By Don Doxsie
In August of 1870, famed landscape architect Frederick Law Olmsted penned a letter to Gen. Montgomery Meigs, the quartermaster of the U.S. Army, voicing his opinion on what the country’s growing array of national cemeteries should look like.
Olmsted, who had designed Central Park in New York City, said the cemeteries needed to be “studiously simple.”
“The main object,’’ he said, “should be to establish permanent dignity and tranquility … a sacred grove, sacredness being expressed in the enclosing wall and in the perfect tranquility of the trees within.”
You can see Olmsted’s concept expressed clearly in a distant corner of Iowa, amid the rolling hills on the southwest edge of the city of Keokuk. Keokuk National Cemetery is, as Olmsted prescribed, studiously simple and feels much more like a park than a graveyard.

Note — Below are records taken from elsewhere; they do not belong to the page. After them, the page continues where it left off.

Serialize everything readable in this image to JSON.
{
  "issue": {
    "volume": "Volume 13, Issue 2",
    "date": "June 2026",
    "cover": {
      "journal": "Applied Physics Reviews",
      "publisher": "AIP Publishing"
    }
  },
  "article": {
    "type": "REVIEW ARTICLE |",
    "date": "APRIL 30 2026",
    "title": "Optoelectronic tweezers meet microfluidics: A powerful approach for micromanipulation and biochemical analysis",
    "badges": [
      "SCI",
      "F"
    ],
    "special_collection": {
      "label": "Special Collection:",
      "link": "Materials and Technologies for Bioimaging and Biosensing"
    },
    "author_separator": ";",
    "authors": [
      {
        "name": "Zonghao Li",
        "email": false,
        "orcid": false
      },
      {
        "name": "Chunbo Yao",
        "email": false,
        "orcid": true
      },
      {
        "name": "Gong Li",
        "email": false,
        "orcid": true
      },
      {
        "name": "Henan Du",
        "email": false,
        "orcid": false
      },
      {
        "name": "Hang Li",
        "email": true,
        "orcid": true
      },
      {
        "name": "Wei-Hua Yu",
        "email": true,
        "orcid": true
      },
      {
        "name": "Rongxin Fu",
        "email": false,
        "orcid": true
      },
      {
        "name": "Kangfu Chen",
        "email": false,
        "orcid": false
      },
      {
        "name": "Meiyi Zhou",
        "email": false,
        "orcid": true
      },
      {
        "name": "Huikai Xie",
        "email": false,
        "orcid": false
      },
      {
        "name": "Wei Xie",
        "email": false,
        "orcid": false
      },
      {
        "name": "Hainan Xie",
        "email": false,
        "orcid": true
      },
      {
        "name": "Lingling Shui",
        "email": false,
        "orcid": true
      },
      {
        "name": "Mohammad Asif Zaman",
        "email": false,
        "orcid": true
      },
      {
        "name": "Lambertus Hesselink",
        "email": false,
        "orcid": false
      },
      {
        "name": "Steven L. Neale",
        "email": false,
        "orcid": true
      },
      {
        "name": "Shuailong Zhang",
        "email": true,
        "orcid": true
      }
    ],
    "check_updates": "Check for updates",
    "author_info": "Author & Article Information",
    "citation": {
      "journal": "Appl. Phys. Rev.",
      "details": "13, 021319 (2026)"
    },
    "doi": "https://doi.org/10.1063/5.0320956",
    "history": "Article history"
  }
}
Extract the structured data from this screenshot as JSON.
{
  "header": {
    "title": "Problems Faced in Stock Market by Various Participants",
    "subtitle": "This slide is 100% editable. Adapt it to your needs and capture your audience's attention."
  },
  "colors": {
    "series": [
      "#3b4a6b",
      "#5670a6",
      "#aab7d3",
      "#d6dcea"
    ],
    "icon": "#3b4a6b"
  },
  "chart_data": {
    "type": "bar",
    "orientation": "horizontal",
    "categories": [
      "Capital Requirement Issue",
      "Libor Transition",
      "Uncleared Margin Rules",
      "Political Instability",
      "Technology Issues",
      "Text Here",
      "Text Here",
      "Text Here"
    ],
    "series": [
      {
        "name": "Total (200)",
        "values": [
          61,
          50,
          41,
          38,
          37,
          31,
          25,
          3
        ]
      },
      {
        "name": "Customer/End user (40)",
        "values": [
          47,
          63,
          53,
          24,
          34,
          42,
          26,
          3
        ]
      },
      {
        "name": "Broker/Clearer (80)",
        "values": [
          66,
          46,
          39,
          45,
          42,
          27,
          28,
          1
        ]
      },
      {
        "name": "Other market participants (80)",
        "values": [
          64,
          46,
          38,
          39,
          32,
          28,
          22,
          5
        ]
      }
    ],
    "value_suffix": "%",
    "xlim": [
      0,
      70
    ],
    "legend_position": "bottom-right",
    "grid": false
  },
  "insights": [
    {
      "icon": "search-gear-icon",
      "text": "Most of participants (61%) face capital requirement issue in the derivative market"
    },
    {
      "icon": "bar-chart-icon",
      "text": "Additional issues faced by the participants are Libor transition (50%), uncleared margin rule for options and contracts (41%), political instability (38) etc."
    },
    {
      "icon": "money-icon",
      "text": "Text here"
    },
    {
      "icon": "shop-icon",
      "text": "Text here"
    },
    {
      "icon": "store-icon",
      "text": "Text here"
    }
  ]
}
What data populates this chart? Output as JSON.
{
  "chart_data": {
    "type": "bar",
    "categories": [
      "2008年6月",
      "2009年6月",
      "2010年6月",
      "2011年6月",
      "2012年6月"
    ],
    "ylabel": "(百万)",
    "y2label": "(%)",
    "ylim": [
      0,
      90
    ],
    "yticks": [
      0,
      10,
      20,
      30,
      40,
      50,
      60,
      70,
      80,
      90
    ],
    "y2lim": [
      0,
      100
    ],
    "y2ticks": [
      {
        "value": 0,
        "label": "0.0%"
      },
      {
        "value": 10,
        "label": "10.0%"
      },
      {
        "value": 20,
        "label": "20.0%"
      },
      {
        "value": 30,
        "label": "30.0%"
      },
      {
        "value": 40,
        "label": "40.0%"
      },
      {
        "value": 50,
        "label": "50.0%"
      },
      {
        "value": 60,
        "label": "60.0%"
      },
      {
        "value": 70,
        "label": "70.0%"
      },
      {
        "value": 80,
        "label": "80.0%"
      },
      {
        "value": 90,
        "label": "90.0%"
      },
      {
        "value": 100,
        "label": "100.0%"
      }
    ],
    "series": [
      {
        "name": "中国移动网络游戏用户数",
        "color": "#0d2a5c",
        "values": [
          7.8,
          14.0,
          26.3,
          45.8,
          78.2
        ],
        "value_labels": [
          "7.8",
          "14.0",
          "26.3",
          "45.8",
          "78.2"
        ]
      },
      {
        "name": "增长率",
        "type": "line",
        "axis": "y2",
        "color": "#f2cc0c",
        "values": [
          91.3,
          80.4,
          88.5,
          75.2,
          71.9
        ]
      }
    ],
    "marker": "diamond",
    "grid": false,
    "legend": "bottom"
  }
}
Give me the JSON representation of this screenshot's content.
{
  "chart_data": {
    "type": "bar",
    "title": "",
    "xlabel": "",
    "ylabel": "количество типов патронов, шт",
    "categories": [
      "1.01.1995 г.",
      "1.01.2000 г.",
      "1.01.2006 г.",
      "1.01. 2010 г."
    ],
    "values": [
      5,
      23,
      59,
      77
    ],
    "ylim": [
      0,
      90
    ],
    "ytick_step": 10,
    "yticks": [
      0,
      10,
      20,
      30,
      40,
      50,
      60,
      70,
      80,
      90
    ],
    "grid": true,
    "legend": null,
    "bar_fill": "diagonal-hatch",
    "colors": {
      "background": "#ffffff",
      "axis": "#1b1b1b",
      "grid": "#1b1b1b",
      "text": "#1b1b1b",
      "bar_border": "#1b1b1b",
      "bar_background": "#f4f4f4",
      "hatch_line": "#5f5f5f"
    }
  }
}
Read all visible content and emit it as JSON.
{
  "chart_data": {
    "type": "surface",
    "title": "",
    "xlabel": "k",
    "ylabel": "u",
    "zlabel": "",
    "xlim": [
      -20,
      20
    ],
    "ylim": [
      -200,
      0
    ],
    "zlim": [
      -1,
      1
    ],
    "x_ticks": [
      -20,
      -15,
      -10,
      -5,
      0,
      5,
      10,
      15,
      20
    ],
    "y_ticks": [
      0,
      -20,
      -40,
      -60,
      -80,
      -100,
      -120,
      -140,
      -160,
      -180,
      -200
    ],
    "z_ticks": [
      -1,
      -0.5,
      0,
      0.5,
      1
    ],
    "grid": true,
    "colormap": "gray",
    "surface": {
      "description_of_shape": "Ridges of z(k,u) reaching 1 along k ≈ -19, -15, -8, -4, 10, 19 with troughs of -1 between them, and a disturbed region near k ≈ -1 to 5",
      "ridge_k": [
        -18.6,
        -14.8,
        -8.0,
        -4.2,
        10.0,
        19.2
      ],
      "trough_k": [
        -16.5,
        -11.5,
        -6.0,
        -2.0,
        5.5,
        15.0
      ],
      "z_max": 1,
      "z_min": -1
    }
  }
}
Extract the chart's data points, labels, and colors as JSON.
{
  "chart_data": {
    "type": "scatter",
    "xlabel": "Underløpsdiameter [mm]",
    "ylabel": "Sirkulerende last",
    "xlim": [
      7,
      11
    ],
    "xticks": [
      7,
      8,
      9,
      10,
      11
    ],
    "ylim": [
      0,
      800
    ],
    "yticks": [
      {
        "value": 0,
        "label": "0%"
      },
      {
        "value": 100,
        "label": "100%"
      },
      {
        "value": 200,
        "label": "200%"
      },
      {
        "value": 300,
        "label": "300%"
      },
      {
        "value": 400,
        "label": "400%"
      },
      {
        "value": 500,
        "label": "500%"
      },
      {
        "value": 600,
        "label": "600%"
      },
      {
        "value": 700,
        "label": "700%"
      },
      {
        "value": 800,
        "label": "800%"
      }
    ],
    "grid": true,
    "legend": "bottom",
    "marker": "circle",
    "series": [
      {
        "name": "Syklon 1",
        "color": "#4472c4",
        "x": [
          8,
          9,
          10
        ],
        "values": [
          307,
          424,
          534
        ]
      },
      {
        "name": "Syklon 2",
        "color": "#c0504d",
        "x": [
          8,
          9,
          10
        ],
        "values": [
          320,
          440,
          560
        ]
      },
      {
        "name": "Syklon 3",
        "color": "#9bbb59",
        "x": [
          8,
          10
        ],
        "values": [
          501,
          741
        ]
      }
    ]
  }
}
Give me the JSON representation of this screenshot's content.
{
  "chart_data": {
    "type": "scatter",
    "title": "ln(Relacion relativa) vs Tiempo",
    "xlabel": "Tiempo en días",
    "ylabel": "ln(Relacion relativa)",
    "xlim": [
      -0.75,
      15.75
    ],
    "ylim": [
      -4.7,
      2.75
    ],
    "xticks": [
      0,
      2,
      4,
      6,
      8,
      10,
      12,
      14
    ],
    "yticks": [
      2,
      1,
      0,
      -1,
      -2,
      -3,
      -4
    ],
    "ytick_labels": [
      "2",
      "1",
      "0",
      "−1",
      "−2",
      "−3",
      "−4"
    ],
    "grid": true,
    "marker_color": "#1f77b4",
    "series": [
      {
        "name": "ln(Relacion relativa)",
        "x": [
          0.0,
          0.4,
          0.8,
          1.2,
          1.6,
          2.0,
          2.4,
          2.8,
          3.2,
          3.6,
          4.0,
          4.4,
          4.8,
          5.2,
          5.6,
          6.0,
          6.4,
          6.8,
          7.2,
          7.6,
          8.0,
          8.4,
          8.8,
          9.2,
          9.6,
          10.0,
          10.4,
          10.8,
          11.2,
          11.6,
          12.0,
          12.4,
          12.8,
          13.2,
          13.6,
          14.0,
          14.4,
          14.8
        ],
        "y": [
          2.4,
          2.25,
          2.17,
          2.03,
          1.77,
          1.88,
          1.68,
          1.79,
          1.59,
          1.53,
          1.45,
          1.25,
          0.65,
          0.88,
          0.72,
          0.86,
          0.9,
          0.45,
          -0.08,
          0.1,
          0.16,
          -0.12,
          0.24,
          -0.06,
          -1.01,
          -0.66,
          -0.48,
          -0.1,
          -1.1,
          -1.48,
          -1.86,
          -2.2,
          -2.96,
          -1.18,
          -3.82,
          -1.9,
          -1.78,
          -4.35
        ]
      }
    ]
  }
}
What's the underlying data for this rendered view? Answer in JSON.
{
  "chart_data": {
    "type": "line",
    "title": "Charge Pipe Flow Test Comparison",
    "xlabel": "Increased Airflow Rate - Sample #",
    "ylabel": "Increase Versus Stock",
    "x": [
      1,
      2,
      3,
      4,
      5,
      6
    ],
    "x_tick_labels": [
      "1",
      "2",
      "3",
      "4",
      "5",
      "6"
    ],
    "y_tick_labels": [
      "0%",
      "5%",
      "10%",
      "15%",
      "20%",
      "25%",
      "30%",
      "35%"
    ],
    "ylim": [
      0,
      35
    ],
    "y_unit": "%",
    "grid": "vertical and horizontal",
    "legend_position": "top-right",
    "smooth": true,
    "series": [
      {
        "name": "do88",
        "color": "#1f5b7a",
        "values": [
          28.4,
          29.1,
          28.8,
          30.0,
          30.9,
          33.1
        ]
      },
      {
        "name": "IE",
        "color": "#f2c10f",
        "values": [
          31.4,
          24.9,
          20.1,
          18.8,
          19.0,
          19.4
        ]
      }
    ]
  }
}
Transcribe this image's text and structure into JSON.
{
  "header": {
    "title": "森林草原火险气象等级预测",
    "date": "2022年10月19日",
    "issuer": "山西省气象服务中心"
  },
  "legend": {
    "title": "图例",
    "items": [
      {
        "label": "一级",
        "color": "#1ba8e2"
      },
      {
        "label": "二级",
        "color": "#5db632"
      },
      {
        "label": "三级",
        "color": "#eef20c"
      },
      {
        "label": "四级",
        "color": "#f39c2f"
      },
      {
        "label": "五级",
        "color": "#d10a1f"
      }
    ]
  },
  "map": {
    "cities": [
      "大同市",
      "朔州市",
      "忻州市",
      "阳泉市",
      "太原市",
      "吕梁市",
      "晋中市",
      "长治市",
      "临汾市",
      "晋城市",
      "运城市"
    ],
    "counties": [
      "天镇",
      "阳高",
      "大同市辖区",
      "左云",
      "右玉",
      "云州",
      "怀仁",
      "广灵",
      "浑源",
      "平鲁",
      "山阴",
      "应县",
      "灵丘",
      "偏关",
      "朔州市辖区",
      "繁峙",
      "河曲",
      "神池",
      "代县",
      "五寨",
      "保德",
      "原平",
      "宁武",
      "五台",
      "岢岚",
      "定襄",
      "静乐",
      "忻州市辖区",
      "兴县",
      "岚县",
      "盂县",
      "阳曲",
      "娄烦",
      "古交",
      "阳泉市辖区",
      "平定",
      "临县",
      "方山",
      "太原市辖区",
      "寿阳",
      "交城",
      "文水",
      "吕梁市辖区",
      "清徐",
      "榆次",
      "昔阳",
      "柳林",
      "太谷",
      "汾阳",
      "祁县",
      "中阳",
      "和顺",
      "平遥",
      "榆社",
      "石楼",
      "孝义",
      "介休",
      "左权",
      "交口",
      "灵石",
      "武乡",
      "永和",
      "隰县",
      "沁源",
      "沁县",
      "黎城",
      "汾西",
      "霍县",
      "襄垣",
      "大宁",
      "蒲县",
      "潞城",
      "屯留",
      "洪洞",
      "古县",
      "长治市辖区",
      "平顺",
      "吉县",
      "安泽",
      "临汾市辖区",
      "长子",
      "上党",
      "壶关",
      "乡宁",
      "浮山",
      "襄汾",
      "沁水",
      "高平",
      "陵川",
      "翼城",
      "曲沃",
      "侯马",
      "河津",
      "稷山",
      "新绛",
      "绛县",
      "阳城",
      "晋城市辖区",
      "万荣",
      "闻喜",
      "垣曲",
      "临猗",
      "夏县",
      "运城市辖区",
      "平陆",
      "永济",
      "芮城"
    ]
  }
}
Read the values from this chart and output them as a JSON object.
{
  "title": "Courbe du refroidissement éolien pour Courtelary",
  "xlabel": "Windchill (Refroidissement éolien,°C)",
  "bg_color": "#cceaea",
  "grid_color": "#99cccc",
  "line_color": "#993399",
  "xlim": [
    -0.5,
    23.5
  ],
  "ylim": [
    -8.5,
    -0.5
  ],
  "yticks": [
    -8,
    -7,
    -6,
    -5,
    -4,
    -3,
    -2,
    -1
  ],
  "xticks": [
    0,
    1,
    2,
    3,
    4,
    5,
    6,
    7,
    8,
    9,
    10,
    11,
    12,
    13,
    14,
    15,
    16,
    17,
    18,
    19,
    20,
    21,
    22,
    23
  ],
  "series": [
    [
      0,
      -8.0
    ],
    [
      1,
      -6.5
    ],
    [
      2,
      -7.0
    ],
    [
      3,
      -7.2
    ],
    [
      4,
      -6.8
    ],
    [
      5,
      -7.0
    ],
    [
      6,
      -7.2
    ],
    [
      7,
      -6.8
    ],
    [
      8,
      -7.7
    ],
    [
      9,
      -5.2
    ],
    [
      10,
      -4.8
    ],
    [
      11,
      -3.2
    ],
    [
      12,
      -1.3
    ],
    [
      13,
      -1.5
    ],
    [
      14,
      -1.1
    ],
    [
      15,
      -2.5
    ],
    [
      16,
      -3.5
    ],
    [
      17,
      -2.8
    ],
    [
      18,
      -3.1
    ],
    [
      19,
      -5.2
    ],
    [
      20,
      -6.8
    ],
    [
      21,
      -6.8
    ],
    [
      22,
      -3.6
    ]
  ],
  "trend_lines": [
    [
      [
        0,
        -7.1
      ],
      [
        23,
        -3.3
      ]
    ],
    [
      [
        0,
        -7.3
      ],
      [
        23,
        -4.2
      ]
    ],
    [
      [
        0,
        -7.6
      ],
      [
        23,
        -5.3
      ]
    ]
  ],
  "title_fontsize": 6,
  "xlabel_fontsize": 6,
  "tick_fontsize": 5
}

The grounds are wooded and green. All the headstones are the same size and shape, whether they mark the final resting place of an esteemed general or a nondescript private.
The west entrance to the cemetery is plain but stately. The east entrance has the words “duty, country, honor and freedom’’ displayed prominently. The landscape beyond is pebbled with slabs of white marble arranged neatly in precise rows on the sloping ground.
There now are 155 national cemeteries in the United States, governed by three different federal agencies, and Keokuk National Cemetery was one of the first.
It remains the only national cemetery in Iowa. There is a Soldier Lot devoted to military burials at Oakdale Cemetery in Davenport, but Keokuk is the only cemetery devoted exclusively to those who served their country with honor.
As with several of the country’s national cemeteries, it has its roots in the Civil War.
Because of its location at the confluence of the Mississippi and Des Moines rivers, Keokuk quickly evolved into a hotbed of activity during the war.
Soldiers in the First Iowa Volunteer Infantry began training there at Camp Ellsworth as early as May 1861, with the war barely a month old, and three other camps — Camp Rankin, Camp Halleck and Camp Lincoln — were established in the area over the ensuing year.
By the time the war ended in 1865, about 80,000 Iowans had used Keokuk as their launching place on their way to the fighting.